Today, I am in the library studying… studying not blogging… Must. Do. Work.

But I did want to tell two stories that impacted me from the weekend. On Saturday, myself and my two lovely friends caught a bus to the seaside. It’s only a short journey, probably fifteen minutes or so, and I just happened to sit on the outside, nearest to the other passengers. I got talking to a lovely lady called Ann (or maybe Anne… it makes me feel sad that I don’t know how it is spelt). Ann was telling me about her journey, about how she’d spent two hours on a bus to get to the seaside for a day, how it was the only outing she’d had for a while, and that she so missed being around people, so talking to me on the bus made her day. It was one of those conversations – we talked about the weather, the bus (which had just been involved in a minor collision), the election, the state of the nation, her family… I could tell that she was really lonely, and I really wanted to spend more time with her, to hear her story. It made me think about how I take contact and interaction for granted, I speak to people all the time, I have countless coffee meetings each week, and yet Ann had noone to talk to at all. It made me think about London, and how noone talks to anyone on buses there (except when it snows, or when there is a national emergency)… it made me want to keep my eyes open for more lonely people on buses who could just do with an inconsequential natter. It’s made me think twice about plugging my headphones in and withdrawing from the world around me this week for sure.
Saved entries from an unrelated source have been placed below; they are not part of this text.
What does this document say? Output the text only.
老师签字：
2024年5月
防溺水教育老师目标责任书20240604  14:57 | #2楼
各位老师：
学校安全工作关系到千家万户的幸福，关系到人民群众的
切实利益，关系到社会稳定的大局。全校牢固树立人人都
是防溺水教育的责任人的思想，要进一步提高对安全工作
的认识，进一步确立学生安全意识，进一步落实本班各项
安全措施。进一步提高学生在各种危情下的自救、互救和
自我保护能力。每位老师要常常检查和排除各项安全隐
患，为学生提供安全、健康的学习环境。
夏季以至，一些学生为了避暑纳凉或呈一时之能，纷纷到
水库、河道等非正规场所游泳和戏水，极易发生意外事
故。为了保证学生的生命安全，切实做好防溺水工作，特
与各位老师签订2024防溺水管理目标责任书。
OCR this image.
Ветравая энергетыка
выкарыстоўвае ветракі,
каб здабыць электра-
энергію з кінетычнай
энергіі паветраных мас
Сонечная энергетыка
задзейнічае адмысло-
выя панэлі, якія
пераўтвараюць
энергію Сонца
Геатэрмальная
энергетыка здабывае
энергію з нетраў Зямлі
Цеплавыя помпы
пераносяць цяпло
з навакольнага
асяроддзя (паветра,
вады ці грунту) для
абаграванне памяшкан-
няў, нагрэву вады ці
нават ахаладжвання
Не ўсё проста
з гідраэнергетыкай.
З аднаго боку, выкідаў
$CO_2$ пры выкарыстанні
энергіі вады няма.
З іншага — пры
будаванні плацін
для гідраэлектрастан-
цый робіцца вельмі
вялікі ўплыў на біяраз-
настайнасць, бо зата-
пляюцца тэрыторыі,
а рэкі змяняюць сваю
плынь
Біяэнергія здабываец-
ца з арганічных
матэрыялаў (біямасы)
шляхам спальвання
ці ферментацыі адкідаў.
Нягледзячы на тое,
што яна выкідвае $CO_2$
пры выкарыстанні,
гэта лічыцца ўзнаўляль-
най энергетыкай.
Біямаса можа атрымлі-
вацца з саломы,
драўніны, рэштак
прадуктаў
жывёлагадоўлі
I hope Ann had a nice time at the beach. I hope she enjoyed her tuna sandwiches. I’m praying that she gets to enjoy the beauty of community back where she lives, that someone will draw alongside her and just listen. Bless her.

My other story involves scones, and was probably the funniest thing that happened to us on Saturday. We had decided that a perfect accoutrement to tea would be scones, with jam and cream (refer to my earlier point about the lack of hedonism), and so had proudly snaffled some before we left seaside-land. The purchase itself had been amusing, because my friends choose the wise option of a pack of scones reduced to 72p, while I viewed this with a certain suspicion. Anyway, we got home and decided to have a brief break. My friends went to have a snooze, while I went on a trip to the supermarket to procure some clotted cream.

I got back, to find a scene of carnage in the kitchen. Dogs are lovely, but they seem to have no food-related decorum (at least the dogs in question, anyhow). All that was left of the scones were some ripped up cellophane, and a smattering of crumbs strewn liberally around. I think they had enjoyed the feast (not minding that the scones were short-dated it seems). I stood there for a while, holding the now-redundant clotted-cream, wondering what to do.

This is where my friends husband saves the day. He decided to make us some new scones, and glorious they were. There were bacon and red onion scones, with special homemade maple chutney, and then normal scones, with fab raspberry jam. We feasted… and the dogs got none. We decided to take it as a spiritual lesson  – that when stuff gets stolen, God always has better in store!

I think that’s all my stories for today… Back to Doctor Faustus then!